Re: XML character sets: a proposal
[In response to Paul Papresco]
>>I should note that I have never said that I wish to *require* that all
>>XML parsers be open-ended. I have no problem at all with seeing Latin
>>1 XML systems, and SJIS XML systems, though I expect most will
>>actually be UNICODE based.
>I think that a major goal of XML should be "reliable interoperability". I do
>not think that "support for whatever you need to do" should be a major goal.
>If people start creating standards-compliant SJIS XML documents on the Web
>and standards-compliang XML client software cannot read it, then we have a
>PROBLEM, in my opinion.
I agree, but it is a problem which will not be solved by saying "all
XML documents *must* be in either UTF-8 or UTF-16". Such a statement
*will* be ignored.
>One last question: Isn't it reasonable to expect that most local encodings
>could be translated into XML by the HTTP server on transmission?
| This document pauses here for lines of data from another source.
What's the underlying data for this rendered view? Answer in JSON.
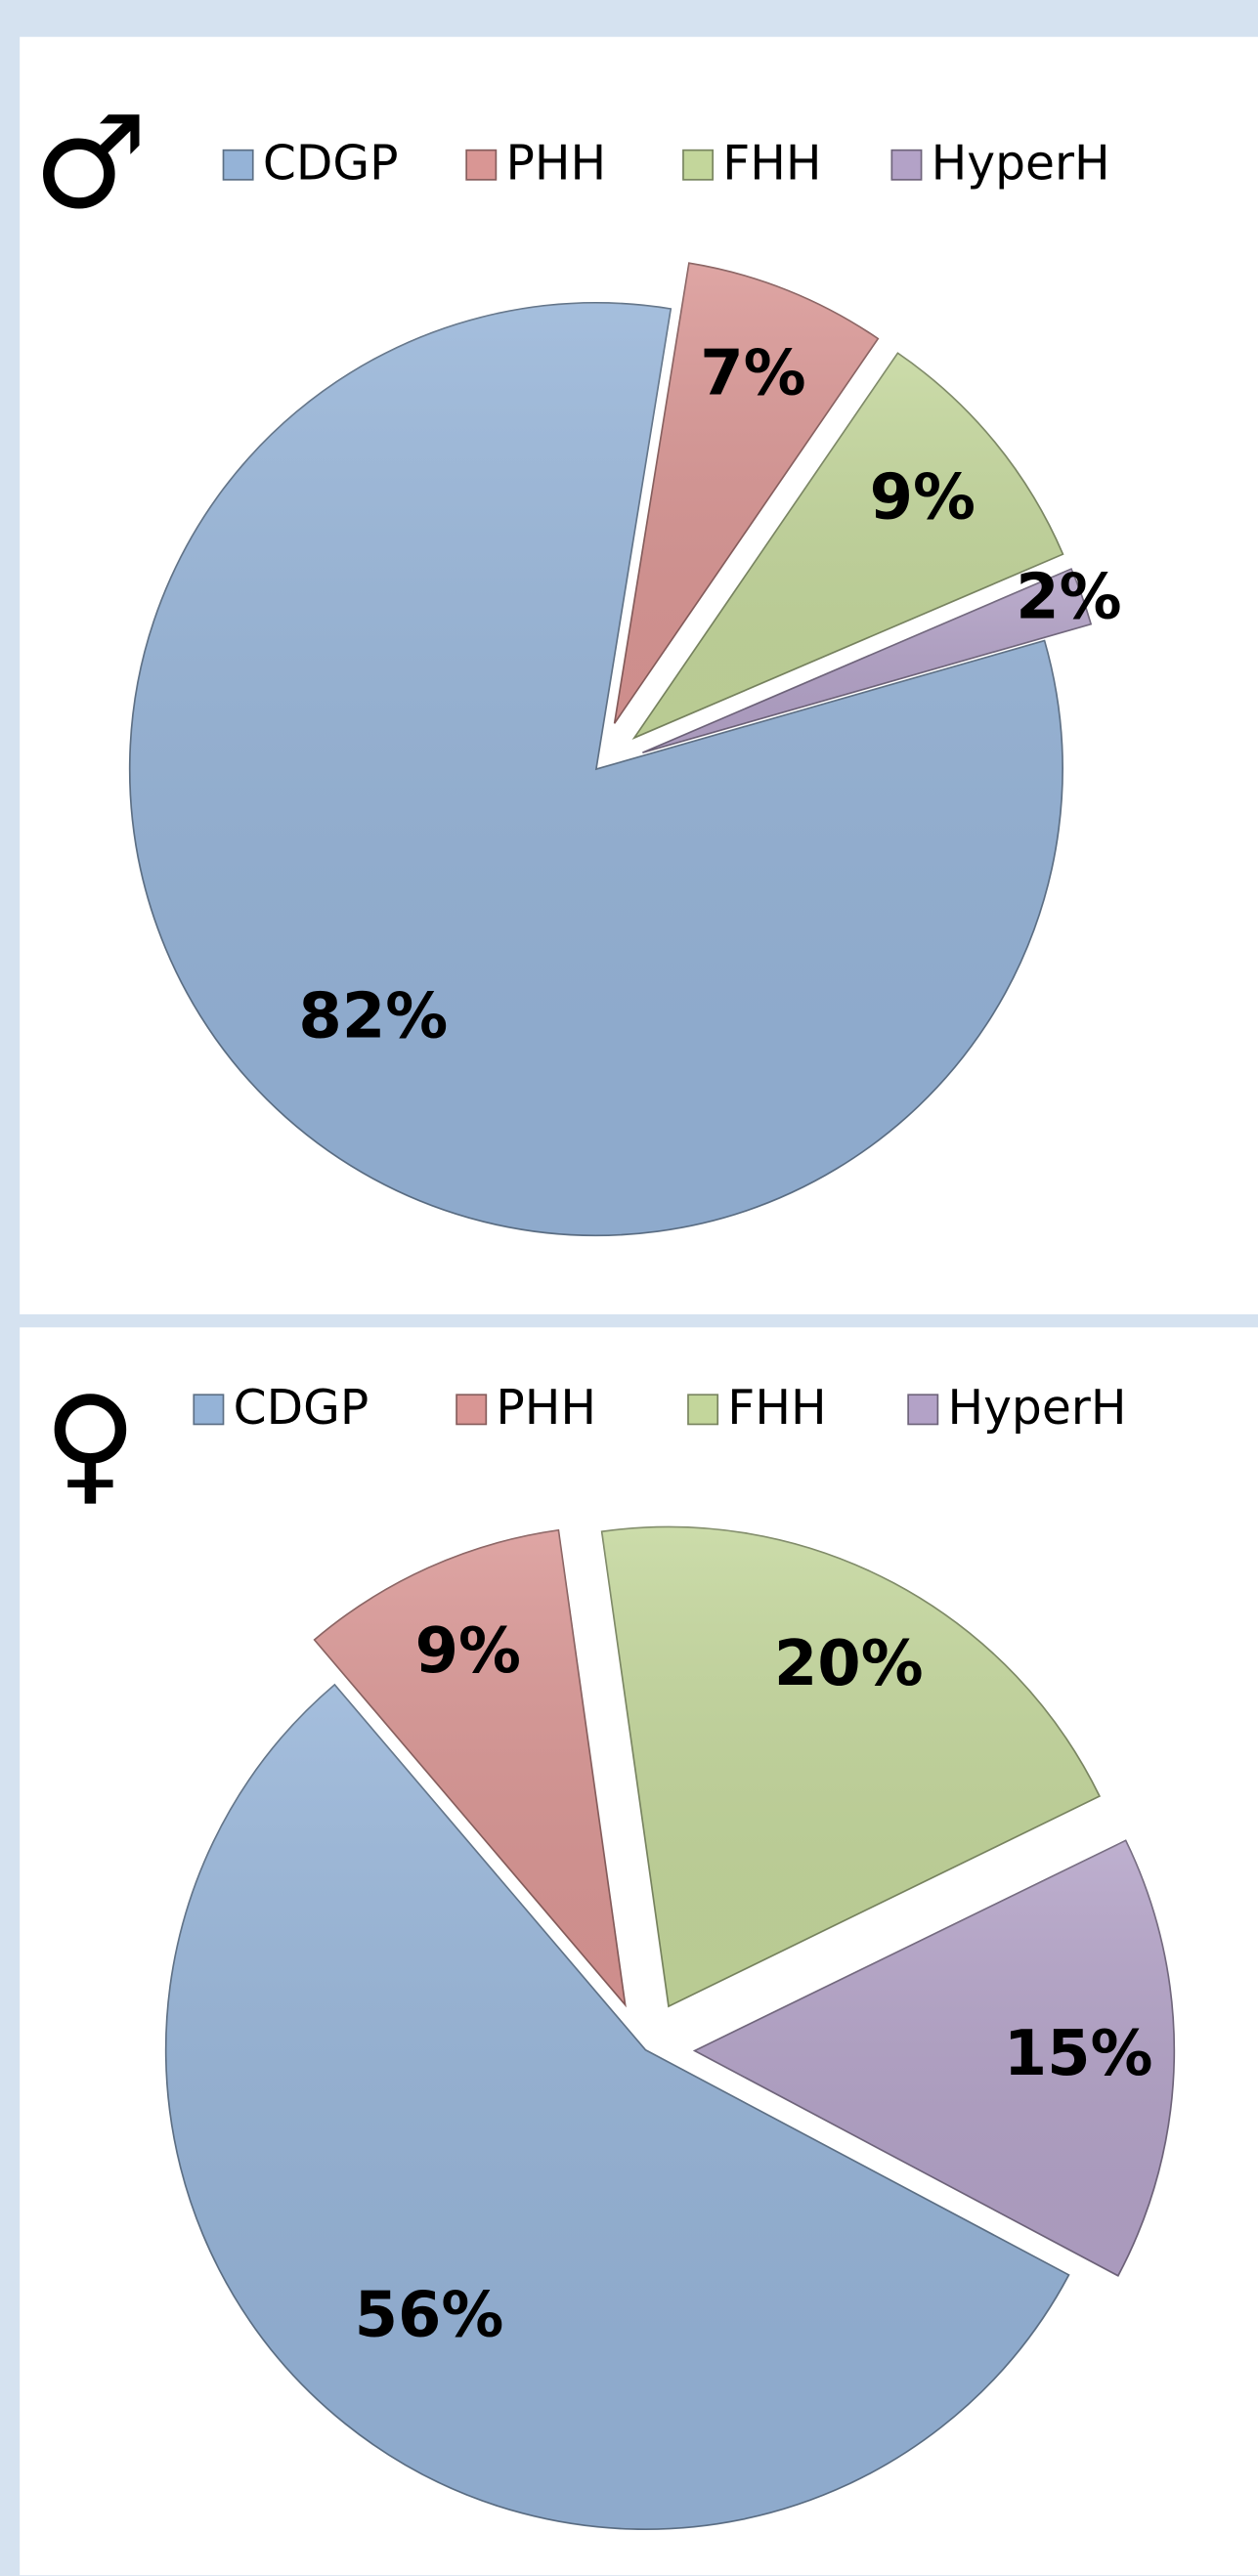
{
  "chart_data": [
    {
      "type": "pie",
      "title": "♂",
      "categories": [
        "CDGP",
        "PHH",
        "FHH",
        "HyperH"
      ],
      "values": [
        82,
        7,
        9,
        2
      ],
      "value_labels": [
        "82%",
        "7%",
        "9%",
        "2%"
      ],
      "colors": [
        "#95b3d7",
        "#d99694",
        "#c3d69b",
        "#b3a2c7"
      ]
    },
    {
      "type": "pie",
      "title": "♀",
      "categories": [
        "CDGP",
        "PHH",
        "FHH",
        "HyperH"
      ],
      "values": [
        56,
        9,
        20,
        15
      ],
      "value_labels": [
        "56%",
        "9%",
        "20%",
        "15%"
      ],
      "colors": [
        "#95b3d7",
        "#d99694",
        "#c3d69b",
        "#b3a2c7"
      ]
    }
  ]
}
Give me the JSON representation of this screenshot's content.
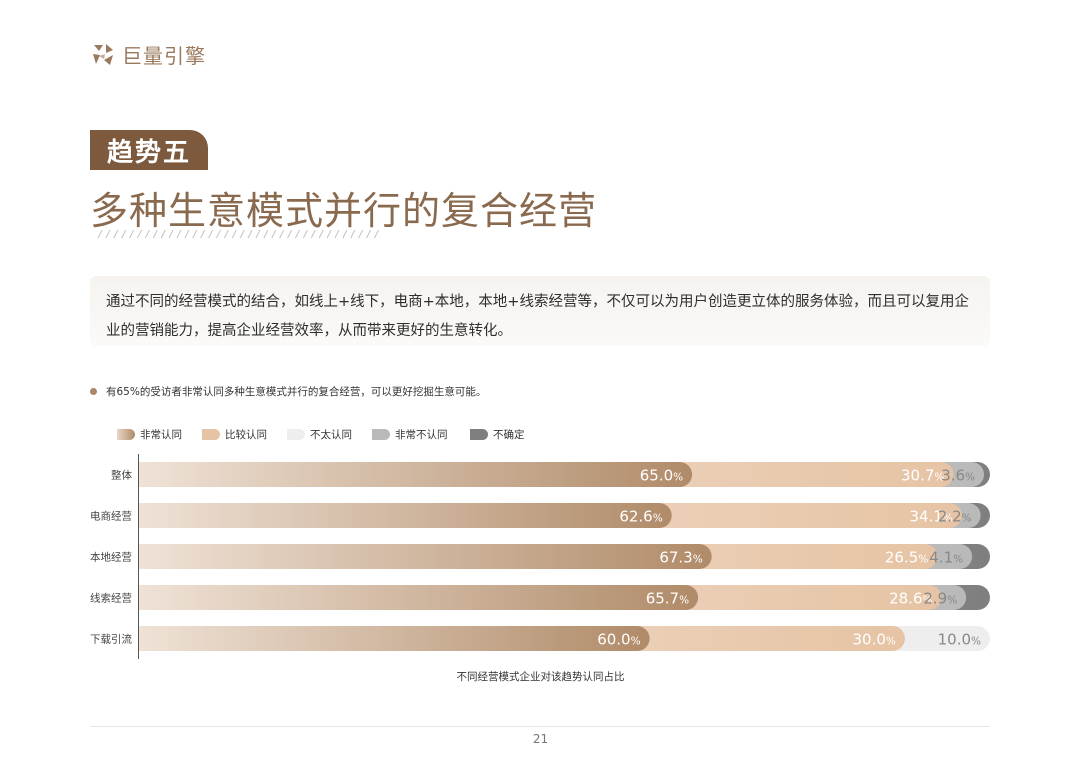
{
  "brand": {
    "logo_text": "巨量引擎"
  },
  "header": {
    "trend_tag": "趋势五",
    "title": "多种生意模式并行的复合经营"
  },
  "intro": {
    "text": "通过不同的经营模式的结合，如线上+线下，电商+本地，本地+线索经营等，不仅可以为用户创造更立体的服务体验，而且可以复用企业的营销能力，提高企业经营效率，从而带来更好的生意转化。"
  },
  "bullet": {
    "text": "有65%的受访者非常认同多种生意模式并行的复合经营，可以更好挖掘生意可能。"
  },
  "colors": {
    "brand": "#7d5a3e",
    "title": "#8a6a4e",
    "series": [
      "#b08b69",
      "#e6c3a4",
      "#eeeeee",
      "#b9b9b9",
      "#7f7f7f"
    ]
  },
  "chart_data": {
    "type": "bar",
    "orientation": "horizontal",
    "stacked": true,
    "categories": [
      "整体",
      "电商经营",
      "本地经营",
      "线索经营",
      "下载引流"
    ],
    "series": [
      {
        "name": "非常认同",
        "values": [
          65.0,
          62.6,
          67.3,
          65.7,
          60.0
        ]
      },
      {
        "name": "比较认同",
        "values": [
          30.7,
          34.1,
          26.5,
          28.6,
          30.0
        ]
      },
      {
        "name": "不太认同",
        "values": [
          0,
          0,
          0,
          0,
          10.0
        ]
      },
      {
        "name": "非常不认同",
        "values": [
          3.6,
          2.2,
          4.1,
          2.9,
          0
        ]
      },
      {
        "name": "不确定",
        "values": [
          0.7,
          1.1,
          2.1,
          2.8,
          0
        ]
      }
    ],
    "labels": [
      [
        "65.0",
        "30.7",
        null,
        "3.6",
        null
      ],
      [
        "62.6",
        "34.1",
        null,
        "2.2",
        null
      ],
      [
        "67.3",
        "26.5",
        null,
        "4.1",
        null
      ],
      [
        "65.7",
        "28.6",
        null,
        "2.9",
        null
      ],
      [
        "60.0",
        "30.0",
        "10.0",
        null,
        null
      ]
    ],
    "unit": "%",
    "xlim": [
      0,
      100
    ],
    "caption": "不同经营模式企业对该趋势认同占比",
    "legend_position": "top-left"
  },
  "footer": {
    "page_number": "21"
  }
}
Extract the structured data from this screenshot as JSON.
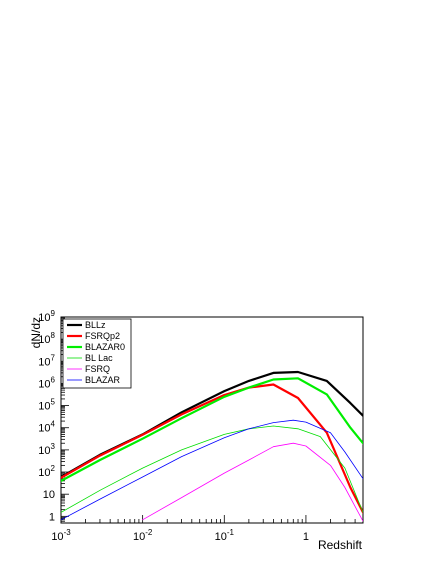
{
  "chart_data": {
    "type": "line",
    "xlabel": "Redshift",
    "ylabel": "dN/dz",
    "xscale": "log",
    "yscale": "log",
    "xlim": [
      0.001,
      5
    ],
    "ylim": [
      0.5,
      1000000000
    ],
    "x_ticks": [
      {
        "value": 0.001,
        "base": "10",
        "exp": "-3"
      },
      {
        "value": 0.01,
        "base": "10",
        "exp": "-2"
      },
      {
        "value": 0.1,
        "base": "10",
        "exp": "-1"
      },
      {
        "value": 1,
        "base": "1",
        "exp": ""
      }
    ],
    "y_ticks": [
      {
        "value": 1,
        "base": "1",
        "exp": ""
      },
      {
        "value": 10,
        "base": "10",
        "exp": ""
      },
      {
        "value": 100,
        "base": "10",
        "exp": "2"
      },
      {
        "value": 1000,
        "base": "10",
        "exp": "3"
      },
      {
        "value": 10000,
        "base": "10",
        "exp": "4"
      },
      {
        "value": 100000,
        "base": "10",
        "exp": "5"
      },
      {
        "value": 1000000,
        "base": "10",
        "exp": "6"
      },
      {
        "value": 10000000,
        "base": "10",
        "exp": "7"
      },
      {
        "value": 100000000,
        "base": "10",
        "exp": "8"
      },
      {
        "value": 1000000000,
        "base": "10",
        "exp": "9"
      }
    ],
    "legend_position": "top-left",
    "grid": false,
    "series": [
      {
        "name": "BLLz",
        "color": "#000000",
        "width": 2.2,
        "x": [
          0.001,
          0.003,
          0.01,
          0.03,
          0.1,
          0.2,
          0.4,
          0.8,
          1.8,
          3.5,
          5
        ],
        "y": [
          60,
          600,
          5000,
          50000,
          450000,
          1300000,
          3000000,
          3300000,
          1300000,
          130000,
          35000
        ]
      },
      {
        "name": "FSRQp2",
        "color": "#ff0000",
        "width": 2.2,
        "x": [
          0.001,
          0.003,
          0.01,
          0.03,
          0.1,
          0.2,
          0.4,
          0.8,
          1.8,
          3.5,
          5
        ],
        "y": [
          55,
          550,
          4800,
          40000,
          300000,
          650000,
          900000,
          220000,
          6000,
          20,
          1.5
        ]
      },
      {
        "name": "BLAZAR0",
        "color": "#00ee00",
        "width": 2.2,
        "x": [
          0.001,
          0.003,
          0.01,
          0.03,
          0.1,
          0.2,
          0.4,
          0.8,
          1.8,
          3.5,
          5
        ],
        "y": [
          40,
          350,
          3200,
          27000,
          250000,
          650000,
          1500000,
          1700000,
          320000,
          10000,
          2000
        ]
      },
      {
        "name": "BL Lac",
        "color": "#00dd00",
        "width": 0.8,
        "x": [
          0.001,
          0.003,
          0.01,
          0.03,
          0.1,
          0.2,
          0.4,
          0.8,
          1.5,
          3,
          5
        ],
        "y": [
          1.5,
          15,
          150,
          1000,
          5000,
          9000,
          12000,
          9000,
          4000,
          150,
          1.5
        ]
      },
      {
        "name": "FSRQ",
        "color": "#ff00ff",
        "width": 0.8,
        "x": [
          0.01,
          0.03,
          0.1,
          0.2,
          0.4,
          0.7,
          1,
          2,
          3,
          5
        ],
        "y": [
          0.7,
          7,
          90,
          350,
          1400,
          2000,
          1500,
          200,
          20,
          0.6
        ]
      },
      {
        "name": "BLAZAR",
        "color": "#0000ff",
        "width": 0.8,
        "x": [
          0.001,
          0.003,
          0.01,
          0.03,
          0.1,
          0.2,
          0.4,
          0.7,
          1,
          2,
          3,
          5
        ],
        "y": [
          0.7,
          6,
          60,
          500,
          3500,
          9000,
          17000,
          22000,
          18000,
          6000,
          800,
          50
        ]
      }
    ]
  }
}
If so,
>there is no loss of convenience in requiring the on-the-wire format to be
>standardized in the same way that you would expect FTP keywords to always be
>ASCII and IP packets to have a certain byte-ordering.
This is precisely why I don't think it's such a big deal. If you send
notification to the server that you can only accept UTF-8, ASCII, or
Latin 1, and the server send you a SJIS document, the server is
broken. It should either convert the doducment to UTF-8 before sending
it to you, *or* send an error message.
NOTE 1: In the future, language like JAVA will also give applicatons
the option of downloading translators.
NOTE 2: One of the primary reasons for requiring a single document
character set is precisely such cases: the server can
*blindly* (ie. without parsing) convert the XML data, which
can be made *fast*.
>I don't know what we'll decide in the end, Gavin, but isn't it nice that
>we're talking about Unicode _as a minimum_? "We've come a long way, Baby."
I guess you can actually remember me arguing the hard minimalist path
some time ago... as weel as arguing for support for the TEI subset ;-)